Le danger est d’autant plus aigu que le sécuritarisme prend son essor en même temps qu’une autre novlangue technicienne et managériale. Le souci apparent de la gestion, de la performance, l’obsession du chiffre, permet de valider n’importe quelle politique puisqu’il n’est plus question de valeurs mais de rentabilité, qu’on juge moins des individus qu’on ne gère des flux, les acteurs de cette nouvelle justice n’étant plus des hommes ou des femmes mais des ETPT (Équivalent temps plein annuel travaillé). Le mot d’ordre est au « traitement en temps réel » (TTR) qui privilégie des procédures judiciaires expéditives. L’indépendance n’est plus de mise mais la solidarité avec la police au sein d’une « chaîne pénale » voire d’une « chaîne de sécurité ». Le législateur fournit les dernières solutions répressives nécessaires dans la LOPPSI 2, loi d’orientation et de programmation pour la performance de la sécurité intérieure.
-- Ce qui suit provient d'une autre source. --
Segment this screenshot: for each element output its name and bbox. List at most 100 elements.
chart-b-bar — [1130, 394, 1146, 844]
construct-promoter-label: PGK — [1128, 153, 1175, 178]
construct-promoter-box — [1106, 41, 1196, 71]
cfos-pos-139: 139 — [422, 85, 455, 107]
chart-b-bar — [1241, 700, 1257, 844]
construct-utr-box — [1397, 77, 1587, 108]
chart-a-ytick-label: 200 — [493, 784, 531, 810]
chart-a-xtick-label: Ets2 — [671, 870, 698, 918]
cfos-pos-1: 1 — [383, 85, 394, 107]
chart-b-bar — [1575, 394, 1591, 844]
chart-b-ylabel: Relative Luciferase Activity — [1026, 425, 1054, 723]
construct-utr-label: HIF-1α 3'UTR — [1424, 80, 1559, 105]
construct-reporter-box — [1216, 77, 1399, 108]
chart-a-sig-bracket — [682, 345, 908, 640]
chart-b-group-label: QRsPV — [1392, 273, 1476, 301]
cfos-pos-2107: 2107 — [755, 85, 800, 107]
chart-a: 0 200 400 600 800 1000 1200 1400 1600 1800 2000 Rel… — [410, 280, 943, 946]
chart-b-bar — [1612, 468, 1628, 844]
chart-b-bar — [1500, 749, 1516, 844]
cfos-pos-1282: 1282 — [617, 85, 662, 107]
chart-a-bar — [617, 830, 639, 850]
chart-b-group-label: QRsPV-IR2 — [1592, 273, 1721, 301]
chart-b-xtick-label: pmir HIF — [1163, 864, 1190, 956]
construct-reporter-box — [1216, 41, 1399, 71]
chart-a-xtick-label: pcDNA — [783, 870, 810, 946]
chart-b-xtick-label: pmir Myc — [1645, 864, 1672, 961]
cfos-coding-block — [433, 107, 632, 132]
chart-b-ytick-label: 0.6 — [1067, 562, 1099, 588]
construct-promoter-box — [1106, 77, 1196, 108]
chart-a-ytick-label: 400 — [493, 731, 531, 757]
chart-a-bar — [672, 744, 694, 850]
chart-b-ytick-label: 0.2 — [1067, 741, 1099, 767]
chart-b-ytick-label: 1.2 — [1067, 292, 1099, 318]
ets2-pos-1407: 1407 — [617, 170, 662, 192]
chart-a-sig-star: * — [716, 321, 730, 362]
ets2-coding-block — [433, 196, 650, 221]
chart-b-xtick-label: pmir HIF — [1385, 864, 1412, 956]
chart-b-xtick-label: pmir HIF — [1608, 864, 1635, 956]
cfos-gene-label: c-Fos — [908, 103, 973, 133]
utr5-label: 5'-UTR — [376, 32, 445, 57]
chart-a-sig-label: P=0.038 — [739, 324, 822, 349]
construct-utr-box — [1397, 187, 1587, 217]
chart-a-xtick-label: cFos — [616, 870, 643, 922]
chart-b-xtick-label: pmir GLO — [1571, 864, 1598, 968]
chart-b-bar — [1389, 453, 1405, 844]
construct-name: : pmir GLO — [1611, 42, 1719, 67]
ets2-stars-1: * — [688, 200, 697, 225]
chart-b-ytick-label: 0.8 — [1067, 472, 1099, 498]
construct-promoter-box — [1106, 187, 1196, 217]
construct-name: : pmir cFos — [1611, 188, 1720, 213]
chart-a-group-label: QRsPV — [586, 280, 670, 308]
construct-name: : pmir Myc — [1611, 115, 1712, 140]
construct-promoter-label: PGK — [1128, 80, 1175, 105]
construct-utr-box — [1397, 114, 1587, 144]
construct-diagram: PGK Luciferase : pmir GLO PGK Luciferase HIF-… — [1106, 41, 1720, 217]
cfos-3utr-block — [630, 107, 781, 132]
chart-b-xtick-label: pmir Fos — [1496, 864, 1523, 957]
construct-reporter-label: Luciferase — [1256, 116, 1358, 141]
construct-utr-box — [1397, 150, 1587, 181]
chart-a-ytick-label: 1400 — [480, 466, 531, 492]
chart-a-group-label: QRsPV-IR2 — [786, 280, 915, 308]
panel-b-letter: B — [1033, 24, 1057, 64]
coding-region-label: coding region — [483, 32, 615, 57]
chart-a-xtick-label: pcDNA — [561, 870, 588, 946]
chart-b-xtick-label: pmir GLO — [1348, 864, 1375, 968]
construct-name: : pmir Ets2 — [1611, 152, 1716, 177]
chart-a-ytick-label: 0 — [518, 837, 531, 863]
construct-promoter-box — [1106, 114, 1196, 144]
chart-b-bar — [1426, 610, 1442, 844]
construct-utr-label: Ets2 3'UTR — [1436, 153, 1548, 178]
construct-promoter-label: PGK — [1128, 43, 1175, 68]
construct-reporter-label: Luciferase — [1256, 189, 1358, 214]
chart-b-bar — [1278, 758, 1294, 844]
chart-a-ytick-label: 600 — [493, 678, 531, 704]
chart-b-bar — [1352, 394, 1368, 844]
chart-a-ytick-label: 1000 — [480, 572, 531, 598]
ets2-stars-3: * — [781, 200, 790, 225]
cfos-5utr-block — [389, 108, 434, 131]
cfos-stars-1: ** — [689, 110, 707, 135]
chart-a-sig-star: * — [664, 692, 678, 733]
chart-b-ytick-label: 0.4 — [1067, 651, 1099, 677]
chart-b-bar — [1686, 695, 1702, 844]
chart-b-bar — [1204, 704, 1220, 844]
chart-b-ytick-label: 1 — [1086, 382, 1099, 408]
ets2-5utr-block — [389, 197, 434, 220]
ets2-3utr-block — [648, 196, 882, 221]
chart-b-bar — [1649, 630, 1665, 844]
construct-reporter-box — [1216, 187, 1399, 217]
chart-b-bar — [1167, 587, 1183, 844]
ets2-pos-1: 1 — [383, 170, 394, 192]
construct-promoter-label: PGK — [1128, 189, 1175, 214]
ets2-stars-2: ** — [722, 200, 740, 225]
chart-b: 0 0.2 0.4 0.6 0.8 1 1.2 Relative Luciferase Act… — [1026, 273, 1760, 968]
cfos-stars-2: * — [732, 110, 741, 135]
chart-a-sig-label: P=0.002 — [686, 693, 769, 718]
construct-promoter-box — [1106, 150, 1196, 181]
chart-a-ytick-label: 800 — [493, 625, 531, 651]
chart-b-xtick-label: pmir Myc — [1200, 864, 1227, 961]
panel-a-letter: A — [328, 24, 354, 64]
Combattre la violence et la torture avec les mots

Le combat peut sembler dérisoire, voire illusoire, mais la bataille des mots est primordiale. Entreprise des plus pacifiques, elle n’a de bataille que le nom. Mais elle est une œuvre de longue, de très longue haleine, et nécessite un certain courage et une rare ténacité. Refuser ces écarts de langage, ces glissements progressifs des mots, ces perversions de sens, ce n’est pas faire preuve de purisme, ni de préciosité. C’est établir une première ligne de défense face a la violence verbale, pour éviter, dans un second temps, la violence physique. C’est s’obliger à rester dans le monde de la raison plutôt que de glisser sur le terrain de l’émotion et du populisme. Il faut donc s’arc-bouter sur les mots simples de l’humanisme. Les défendre avec la dernière énergie. Imaginer derrière chaque mot, la dignité d’un individu. Le respect des mots est la condition du respect des hommes.